Scipy equivalent of numpy where for sparse matrices

I am looking for an equivalent of numpy.where to be used with the sparse representations that scipy offers (scipy.sparse). Is there anything that lets you deal with those matrices as if you where using an if-then-else statement?

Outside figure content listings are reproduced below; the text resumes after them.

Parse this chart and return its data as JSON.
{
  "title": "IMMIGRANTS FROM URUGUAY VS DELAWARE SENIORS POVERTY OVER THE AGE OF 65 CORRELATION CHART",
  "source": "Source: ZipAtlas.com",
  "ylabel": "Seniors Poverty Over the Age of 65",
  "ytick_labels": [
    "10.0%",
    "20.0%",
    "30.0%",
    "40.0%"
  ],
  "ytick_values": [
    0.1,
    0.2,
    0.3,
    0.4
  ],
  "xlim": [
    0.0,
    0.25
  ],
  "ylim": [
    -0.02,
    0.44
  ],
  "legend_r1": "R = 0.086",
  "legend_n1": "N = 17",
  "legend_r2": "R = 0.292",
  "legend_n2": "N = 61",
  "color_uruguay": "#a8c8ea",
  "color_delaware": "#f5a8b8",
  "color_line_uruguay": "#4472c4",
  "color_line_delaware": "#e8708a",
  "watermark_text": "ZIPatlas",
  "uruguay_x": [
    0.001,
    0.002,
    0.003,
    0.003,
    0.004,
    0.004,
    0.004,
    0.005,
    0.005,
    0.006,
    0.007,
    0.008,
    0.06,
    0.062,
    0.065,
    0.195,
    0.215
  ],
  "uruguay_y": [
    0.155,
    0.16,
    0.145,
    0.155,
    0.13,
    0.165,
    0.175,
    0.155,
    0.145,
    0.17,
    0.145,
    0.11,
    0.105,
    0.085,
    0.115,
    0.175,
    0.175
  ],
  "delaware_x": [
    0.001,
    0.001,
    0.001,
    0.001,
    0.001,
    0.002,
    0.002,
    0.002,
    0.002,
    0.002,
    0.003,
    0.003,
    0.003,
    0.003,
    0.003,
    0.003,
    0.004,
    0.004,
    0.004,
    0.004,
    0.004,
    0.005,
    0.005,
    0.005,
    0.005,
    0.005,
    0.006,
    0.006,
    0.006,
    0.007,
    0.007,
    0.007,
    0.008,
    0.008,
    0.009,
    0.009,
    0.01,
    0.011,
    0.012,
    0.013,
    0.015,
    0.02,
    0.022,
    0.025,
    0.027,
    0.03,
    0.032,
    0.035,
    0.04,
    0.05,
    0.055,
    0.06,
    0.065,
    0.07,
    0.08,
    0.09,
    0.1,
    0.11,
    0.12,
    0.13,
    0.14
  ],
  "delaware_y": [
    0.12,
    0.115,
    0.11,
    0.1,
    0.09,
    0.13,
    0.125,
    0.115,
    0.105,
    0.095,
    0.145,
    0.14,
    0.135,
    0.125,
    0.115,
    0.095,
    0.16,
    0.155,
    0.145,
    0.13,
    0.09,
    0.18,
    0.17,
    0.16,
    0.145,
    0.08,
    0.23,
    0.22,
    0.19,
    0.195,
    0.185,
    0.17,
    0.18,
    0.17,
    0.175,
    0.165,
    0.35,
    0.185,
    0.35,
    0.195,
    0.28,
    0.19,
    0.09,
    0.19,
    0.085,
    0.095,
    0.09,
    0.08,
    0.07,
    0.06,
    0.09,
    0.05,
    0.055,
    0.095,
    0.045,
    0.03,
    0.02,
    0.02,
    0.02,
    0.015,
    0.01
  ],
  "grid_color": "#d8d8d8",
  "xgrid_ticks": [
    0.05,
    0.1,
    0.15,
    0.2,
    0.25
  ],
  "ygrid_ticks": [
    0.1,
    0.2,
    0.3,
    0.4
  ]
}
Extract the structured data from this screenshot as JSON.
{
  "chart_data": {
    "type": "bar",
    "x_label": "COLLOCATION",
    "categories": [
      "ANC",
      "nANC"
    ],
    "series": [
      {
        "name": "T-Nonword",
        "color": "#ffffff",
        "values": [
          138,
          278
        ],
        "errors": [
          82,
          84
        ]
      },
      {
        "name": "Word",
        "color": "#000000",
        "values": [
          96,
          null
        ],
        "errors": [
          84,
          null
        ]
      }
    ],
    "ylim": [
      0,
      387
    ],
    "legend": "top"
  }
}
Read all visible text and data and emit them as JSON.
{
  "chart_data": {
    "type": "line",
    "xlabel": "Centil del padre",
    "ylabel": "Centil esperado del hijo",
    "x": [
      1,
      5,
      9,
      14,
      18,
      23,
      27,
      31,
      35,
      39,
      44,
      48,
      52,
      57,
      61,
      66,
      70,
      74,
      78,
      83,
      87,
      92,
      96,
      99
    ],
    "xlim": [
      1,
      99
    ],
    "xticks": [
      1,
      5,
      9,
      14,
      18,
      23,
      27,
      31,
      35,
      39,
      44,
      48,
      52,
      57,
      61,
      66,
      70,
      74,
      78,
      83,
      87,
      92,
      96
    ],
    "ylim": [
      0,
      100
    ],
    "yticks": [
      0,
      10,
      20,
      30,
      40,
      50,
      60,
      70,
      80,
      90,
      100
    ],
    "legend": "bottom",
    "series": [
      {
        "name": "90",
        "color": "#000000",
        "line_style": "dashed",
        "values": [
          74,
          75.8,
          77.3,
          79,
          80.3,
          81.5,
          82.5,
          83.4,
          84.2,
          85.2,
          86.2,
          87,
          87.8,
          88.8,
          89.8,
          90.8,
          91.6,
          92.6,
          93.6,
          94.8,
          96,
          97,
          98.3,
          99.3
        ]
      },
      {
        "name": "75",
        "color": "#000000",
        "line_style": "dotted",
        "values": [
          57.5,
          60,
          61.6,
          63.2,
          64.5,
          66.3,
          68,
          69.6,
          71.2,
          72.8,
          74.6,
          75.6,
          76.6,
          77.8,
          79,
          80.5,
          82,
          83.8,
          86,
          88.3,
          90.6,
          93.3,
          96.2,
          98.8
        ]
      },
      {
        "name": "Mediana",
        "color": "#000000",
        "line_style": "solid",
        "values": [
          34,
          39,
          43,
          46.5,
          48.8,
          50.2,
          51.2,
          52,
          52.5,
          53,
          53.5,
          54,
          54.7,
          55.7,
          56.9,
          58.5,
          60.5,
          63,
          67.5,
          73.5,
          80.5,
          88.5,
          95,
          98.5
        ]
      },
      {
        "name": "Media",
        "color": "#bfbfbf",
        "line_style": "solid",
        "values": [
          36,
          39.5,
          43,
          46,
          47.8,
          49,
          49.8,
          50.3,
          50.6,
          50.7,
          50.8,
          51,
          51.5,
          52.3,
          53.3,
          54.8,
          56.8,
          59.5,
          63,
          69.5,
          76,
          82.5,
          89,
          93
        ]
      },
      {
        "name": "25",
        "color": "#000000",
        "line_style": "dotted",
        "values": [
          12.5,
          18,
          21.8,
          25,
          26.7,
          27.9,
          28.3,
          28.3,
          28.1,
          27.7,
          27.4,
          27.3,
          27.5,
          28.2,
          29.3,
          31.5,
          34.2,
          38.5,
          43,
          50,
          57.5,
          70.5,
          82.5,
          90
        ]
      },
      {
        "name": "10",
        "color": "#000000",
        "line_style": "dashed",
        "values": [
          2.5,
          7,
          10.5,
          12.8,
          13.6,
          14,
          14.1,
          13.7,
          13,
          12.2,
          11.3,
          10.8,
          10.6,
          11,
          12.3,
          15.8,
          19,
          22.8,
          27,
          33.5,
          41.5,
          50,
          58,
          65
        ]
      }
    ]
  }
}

UPDATE To be more specific: I need where as an if-then-else vectorialized function, i.e. in tasks like, for each value that equals K in matrix A, put a corresponding value in matrix B, else C. You could use something like find to retrieve the indexes of those entries that satisfy the logical condition, then negate them to find all the remaining ones, but for sparse matrices, isn't there a more compact way?

Solution

Here's a function that duplicates np.where, when cond, x, and y are matching sized sparse matrices.

def where1(cond, x):
    # elements of x where cond
    row, col, data = sparse.find(cond) # effectively the coo format
    data = np.ones(data.shape, dtype=x.dtype)
    zs = sparse.coo_matrix((data, (row, col)), shape=cond.shape)
    xx = x.tocsr()[row, col][0]
    zs.data[:] = xx
    zs = zs.tocsr()
    zs.eliminate_zeros()
    return zs

def where2(cond, y):
    # elements of y where not cond
    row, col, data = sparse.find(cond)
    zs = y.copy().tolil() # faster for this than the csr format
    zs[row, col] = 0
    zs = zs.tocsr()
    zs.eliminate_zeros()
    return zs

def where(cond, x, y):
    # like np.where but with sparse matrices
    ws1 = where1(cond, x)
    # ws2 = where1(cond==0, y) # cond==0 is likely to produce a SparseEfficiencyWarning
    ws2 = where2(cond, y)
    ws = ws1 + ws2
    # test against np.where
    w = np.where(cond.A, x.A, y.A)
    assert np.allclose(ws.A, w)
    return ws

m,n, d = 100,90, 0.5
cs = sparse.rand(m,n,d)
xs = sparse.rand(m,n,d)
ys = sparse.rand(m,n,d)
print where(cs, xs, ys).A

Even after figuring out how to code where1, it took further thought to figure out a way to apply the not side of the problem without generating a warning. Its not as general or fast as the dense where, but it illustrates the complexity that's involved in building sparse matrices this way.

It's worth noting that

np.where(cond) == np.nonzero(cond) # see doc

xs.nonzero() == (xs.row, xs.col) # for coo format
sparse.find(xs) == (row, col, data)

np.where with x and y is equivalent to:

[xv if c else yv for (c,xv,yv) in zip(condition,x,y)]  # see doc

The C code probably implements this with an nditer, which is functionally like zip, stepping through all the elements of the inputs and output. If the output is anywhere close to dense (e.g. y=2), then the np.where will be faster than this sparse substitute.